I wish I had noted where I read about Francesca Marciano's recently published short story collection, The Other Language. I've decided on a new 'rule' for my sidebar of in progress books. Nothing gets added as a current read until I have passed the fifty page mark, and I know I am sufficiently 'into' a story and that I plan on continuing on (all part of my 'digging out from under' and getting control of my reading planning). Maybe this will help alleviate some of the pressure of those piles of books and the (silly) guilt I feel when I set a book aside.
I've read the first story and find that both the writing style and the subject (so far) appeal to me, so I am going to keep going. Either it is up for an award or was simply mentioned somewhere as being an exceptional 2014 book. Whichever the case, I think it is going to be good and I'm glad I came across it. Where was I last spring when it was published?
This is not the first time I have encountered Francesca Marciano's work. In my pre-blogging days I read her novel Cassa Rosa, which I still have good memories of. It is a book I think I might happily reread sometime. I also have The Rules of the Wild on hand and think I might add The End of Manners to my next book order. It always feels good when you click with a book and you discover your reading has taken on a new trajectory, don't you think?
The collection contains nine stories. I'm starting at the beginning with the titular story "The Other Language". It's sort of a slice of life, coming of age tale, slightly melancholic in tone which really resonated with me. Not necessarily the actual events but the emotions the narrator went through--the expectations we have as adolescents and the way life generally takes us in entirely different directions than we want or expect.
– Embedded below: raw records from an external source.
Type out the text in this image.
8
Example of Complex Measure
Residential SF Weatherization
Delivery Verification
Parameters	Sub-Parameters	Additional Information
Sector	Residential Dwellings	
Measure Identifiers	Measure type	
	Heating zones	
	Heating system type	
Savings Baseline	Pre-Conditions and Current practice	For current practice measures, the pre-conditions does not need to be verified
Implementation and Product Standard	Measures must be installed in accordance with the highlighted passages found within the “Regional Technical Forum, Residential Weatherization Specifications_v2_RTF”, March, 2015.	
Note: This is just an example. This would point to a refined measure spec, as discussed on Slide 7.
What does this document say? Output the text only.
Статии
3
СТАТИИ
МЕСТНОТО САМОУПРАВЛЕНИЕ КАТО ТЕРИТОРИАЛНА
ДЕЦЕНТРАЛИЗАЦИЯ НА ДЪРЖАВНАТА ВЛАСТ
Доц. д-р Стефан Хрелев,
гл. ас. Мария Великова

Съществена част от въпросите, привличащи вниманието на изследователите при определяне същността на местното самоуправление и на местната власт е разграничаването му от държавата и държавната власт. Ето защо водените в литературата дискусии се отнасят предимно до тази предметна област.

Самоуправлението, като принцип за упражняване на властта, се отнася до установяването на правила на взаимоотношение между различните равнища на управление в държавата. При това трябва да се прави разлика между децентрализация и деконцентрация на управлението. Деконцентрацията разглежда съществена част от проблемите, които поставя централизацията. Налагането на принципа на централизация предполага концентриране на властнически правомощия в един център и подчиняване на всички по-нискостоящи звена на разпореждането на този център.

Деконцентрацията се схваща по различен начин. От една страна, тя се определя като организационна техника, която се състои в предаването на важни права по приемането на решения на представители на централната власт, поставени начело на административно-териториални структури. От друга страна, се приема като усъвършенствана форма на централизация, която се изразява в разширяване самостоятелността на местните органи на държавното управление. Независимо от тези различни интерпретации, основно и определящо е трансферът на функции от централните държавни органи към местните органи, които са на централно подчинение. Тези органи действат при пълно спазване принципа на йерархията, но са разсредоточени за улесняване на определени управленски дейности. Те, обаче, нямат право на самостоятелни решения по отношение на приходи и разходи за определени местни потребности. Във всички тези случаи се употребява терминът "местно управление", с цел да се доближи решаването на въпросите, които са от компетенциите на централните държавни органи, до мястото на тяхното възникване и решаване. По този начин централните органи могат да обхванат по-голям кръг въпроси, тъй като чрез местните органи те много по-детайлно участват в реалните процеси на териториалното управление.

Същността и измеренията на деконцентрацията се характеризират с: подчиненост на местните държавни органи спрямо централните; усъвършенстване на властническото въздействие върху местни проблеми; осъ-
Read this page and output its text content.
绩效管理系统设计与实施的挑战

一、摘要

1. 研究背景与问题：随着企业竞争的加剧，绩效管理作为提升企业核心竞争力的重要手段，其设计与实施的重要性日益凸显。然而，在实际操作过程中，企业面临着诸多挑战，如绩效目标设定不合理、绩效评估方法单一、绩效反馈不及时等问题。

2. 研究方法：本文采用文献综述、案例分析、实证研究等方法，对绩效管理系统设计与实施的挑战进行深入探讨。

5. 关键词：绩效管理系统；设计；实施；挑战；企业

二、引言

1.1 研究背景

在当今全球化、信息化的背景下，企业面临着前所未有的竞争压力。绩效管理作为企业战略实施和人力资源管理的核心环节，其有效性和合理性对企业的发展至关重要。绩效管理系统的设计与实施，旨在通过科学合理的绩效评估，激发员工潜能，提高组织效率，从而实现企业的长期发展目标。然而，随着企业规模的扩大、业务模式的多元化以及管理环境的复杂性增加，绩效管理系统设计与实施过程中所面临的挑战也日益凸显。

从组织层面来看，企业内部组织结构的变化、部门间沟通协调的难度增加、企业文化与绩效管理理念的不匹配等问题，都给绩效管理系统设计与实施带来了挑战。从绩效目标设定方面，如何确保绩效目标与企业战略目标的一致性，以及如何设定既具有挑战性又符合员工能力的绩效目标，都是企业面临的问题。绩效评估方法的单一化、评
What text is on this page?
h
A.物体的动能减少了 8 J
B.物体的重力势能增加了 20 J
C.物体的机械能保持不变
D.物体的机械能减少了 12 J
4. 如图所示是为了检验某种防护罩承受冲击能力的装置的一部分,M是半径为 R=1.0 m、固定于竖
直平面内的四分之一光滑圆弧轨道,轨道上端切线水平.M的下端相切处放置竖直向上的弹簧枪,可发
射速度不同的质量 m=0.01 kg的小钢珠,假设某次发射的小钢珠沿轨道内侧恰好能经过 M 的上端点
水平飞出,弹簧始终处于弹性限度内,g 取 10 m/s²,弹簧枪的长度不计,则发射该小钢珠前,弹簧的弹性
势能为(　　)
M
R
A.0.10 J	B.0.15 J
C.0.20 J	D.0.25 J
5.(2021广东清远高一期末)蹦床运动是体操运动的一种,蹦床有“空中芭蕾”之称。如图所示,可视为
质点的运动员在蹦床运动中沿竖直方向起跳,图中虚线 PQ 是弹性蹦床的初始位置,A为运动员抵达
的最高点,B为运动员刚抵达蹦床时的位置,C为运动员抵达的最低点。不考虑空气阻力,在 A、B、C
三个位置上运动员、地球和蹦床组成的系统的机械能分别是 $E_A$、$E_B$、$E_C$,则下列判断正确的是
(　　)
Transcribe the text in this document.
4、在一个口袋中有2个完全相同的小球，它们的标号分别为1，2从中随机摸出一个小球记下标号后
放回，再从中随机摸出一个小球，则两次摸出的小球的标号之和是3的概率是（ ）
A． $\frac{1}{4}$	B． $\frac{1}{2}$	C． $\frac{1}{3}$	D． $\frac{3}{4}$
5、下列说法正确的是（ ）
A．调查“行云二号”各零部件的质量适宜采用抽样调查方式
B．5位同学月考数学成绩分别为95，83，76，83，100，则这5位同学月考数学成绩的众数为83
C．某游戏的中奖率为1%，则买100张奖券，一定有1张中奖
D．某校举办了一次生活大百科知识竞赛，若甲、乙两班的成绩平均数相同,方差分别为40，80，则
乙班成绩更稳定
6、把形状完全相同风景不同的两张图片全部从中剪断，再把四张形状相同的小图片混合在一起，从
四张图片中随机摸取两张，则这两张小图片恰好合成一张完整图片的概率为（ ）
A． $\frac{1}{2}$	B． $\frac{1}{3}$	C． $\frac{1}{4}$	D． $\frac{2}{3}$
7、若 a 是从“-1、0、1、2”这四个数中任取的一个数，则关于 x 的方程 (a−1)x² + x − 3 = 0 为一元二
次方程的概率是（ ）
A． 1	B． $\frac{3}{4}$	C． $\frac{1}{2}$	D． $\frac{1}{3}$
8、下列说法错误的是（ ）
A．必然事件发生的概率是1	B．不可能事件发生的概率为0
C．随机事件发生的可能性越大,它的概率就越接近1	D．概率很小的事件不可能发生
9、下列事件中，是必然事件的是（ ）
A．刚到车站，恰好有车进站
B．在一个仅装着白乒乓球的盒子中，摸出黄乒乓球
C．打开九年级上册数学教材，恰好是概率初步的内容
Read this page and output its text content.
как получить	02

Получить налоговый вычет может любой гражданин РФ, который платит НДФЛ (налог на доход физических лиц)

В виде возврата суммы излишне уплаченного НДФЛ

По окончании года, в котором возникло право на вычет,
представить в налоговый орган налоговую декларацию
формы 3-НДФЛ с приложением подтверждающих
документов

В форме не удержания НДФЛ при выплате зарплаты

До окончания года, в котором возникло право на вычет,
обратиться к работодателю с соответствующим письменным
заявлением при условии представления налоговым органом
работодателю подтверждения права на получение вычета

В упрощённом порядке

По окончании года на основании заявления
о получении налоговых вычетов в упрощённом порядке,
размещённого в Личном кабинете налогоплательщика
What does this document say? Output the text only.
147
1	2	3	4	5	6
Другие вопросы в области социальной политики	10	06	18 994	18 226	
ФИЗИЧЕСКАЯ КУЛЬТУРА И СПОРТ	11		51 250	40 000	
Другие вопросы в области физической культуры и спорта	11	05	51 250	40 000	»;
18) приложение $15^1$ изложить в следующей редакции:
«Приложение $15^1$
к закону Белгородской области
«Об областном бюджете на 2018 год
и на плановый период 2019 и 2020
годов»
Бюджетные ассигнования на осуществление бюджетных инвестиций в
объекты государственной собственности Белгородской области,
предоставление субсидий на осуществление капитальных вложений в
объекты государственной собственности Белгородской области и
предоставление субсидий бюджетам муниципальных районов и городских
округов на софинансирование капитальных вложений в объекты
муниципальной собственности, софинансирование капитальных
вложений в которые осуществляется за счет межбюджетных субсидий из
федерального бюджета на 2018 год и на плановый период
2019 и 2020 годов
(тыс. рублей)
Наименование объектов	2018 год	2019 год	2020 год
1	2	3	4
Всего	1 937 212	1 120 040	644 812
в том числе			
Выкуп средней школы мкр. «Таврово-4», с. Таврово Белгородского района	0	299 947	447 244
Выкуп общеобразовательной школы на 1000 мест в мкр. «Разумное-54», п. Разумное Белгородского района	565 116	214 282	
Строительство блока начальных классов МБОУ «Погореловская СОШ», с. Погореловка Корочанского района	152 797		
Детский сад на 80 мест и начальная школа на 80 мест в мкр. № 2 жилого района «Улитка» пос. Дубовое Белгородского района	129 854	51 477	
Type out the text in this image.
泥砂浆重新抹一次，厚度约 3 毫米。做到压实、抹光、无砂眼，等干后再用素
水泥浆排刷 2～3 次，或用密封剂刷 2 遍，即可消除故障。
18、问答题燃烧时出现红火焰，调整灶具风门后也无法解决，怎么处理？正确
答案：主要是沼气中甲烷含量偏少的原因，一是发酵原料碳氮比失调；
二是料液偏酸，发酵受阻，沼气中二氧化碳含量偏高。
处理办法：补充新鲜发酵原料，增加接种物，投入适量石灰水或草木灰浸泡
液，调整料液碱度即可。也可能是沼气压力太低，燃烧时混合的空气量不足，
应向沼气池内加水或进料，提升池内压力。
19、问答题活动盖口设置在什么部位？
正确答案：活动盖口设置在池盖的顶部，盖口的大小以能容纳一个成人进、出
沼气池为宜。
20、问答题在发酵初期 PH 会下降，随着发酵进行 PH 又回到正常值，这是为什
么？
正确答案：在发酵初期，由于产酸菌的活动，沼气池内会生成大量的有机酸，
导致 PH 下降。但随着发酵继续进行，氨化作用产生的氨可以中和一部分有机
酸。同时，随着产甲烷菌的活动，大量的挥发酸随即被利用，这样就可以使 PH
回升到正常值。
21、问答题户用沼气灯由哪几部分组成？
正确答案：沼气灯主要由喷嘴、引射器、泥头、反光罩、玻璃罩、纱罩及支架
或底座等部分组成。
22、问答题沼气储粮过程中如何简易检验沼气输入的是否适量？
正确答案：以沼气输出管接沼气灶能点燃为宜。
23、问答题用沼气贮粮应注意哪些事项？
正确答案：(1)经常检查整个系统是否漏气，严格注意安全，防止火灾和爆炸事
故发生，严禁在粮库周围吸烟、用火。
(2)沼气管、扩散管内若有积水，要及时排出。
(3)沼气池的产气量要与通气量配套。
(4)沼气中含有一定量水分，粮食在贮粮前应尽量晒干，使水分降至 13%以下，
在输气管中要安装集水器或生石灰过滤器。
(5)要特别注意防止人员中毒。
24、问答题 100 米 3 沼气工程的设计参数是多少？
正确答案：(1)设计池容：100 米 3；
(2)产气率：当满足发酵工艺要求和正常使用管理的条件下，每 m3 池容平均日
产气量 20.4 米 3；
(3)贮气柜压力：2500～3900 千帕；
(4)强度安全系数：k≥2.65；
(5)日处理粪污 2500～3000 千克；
It was nicely done and she captures that youthful desire--those moments of embarrassment and confusion so well.
For some reason I thought Marciano was American and only living in Italy. I could find no notation of who did the translation, but as it turns out, she was born in Italy, lived in New York City for a decade in the 70s and writes in English. In a PW interview she says "that writing in English frees her—'there are no witnesses if you write in another language'. As for English, she adds, 'I grabbed the language. I wanted it'." I find that fascinating to think about and see bits of the author in the character who tells the first story (reminding myself that you have to be careful about reading the 'personal' into a story).
The story is set in a small Greek in the 1970s. An Italian family, newly bereaved after the death of the wife/mother, has come to have a vacation. It's later revealed that the vacation is to give time for the aunts to remove all (or almost all) trace of the mother without the children there to watch. The children, two girls and an older brother are on the cusp of adolescence. It's the first time the father has had to take care of the children in this manner--away from home and entirely on his own. It's obvious that this is new terrain for them all and they fumble about a bit, but the village with its single street and sandy beaches is just what the children need. The son begins a friendship with a Greek girl who has arrived from Athens, and Emma who tells the story, becomes fascinated with the sons of a very bohemian British family who have taken residence in the town's 'villa'.
While Luca seems to be able to find common ground with the girl from Athens despite not sharing a language, Emma is unable to communicate with these boys she watches from afar. A year later the family returns, as do the other visitors from the previous summer. Much has changed, including the two older children who are beginning to lose that childishness of shape and attitude. The children, the father, all seem to be moving in new and different directions.
"They looked at each other. Emma felt a terrible loneliness overcoming her all at once. She and Luca had been drifting apart all summer to the point of becoming almost estranged. She understood something frightening was happening. Without their mother, there was no center, no focus to hold them together. Pulled by an unknown centrifugal force, they were all breaking away from one another. Nadia, Mirella, the English boy, were only the beginning of this disintegration."
The story is told in the here and now of those summers spent in Greece, but then also many years later from time and distance and experience. It's interesting how those childhood experiences begin to shape us and set us on to paths that may take us so far from where we thought we might end up. For Emma, the encounters she had with these boys, the desire to be able to communicate with them in English is the 'other language' she learns and sends her off in a place she might not have gone had she not had that experience.
* * * * *
I'm a little behind in my New Yorker short story reading, though I really liked Jess Roy's story "The Empties" from the November 3 issue. It's a little disorienting and disturbing and all too plausible, which is really pretty scary. It's set in the not too distant future of "End Times" or "E.T." as people have taken to saying versus "B.E.T." (or Before End Times). The story is told, is written down actually by J. and she captures well that eerie feeling of waiting for the electricity to come back on, but it never does. And the foreboding.
I'm glad my lights are on. And there is heat and a telephone.
You can read the Q&A with the author here, and the story is online here--give it a go! I had not heard of Roy before this story, but he has two collections out and just recently published his first novel, Your Face in Mine. Another new author to keep an eye out for. I am hoping to catch up with my short story reading over the upcoming long weekend and have already embarked on the next story in The Other Language.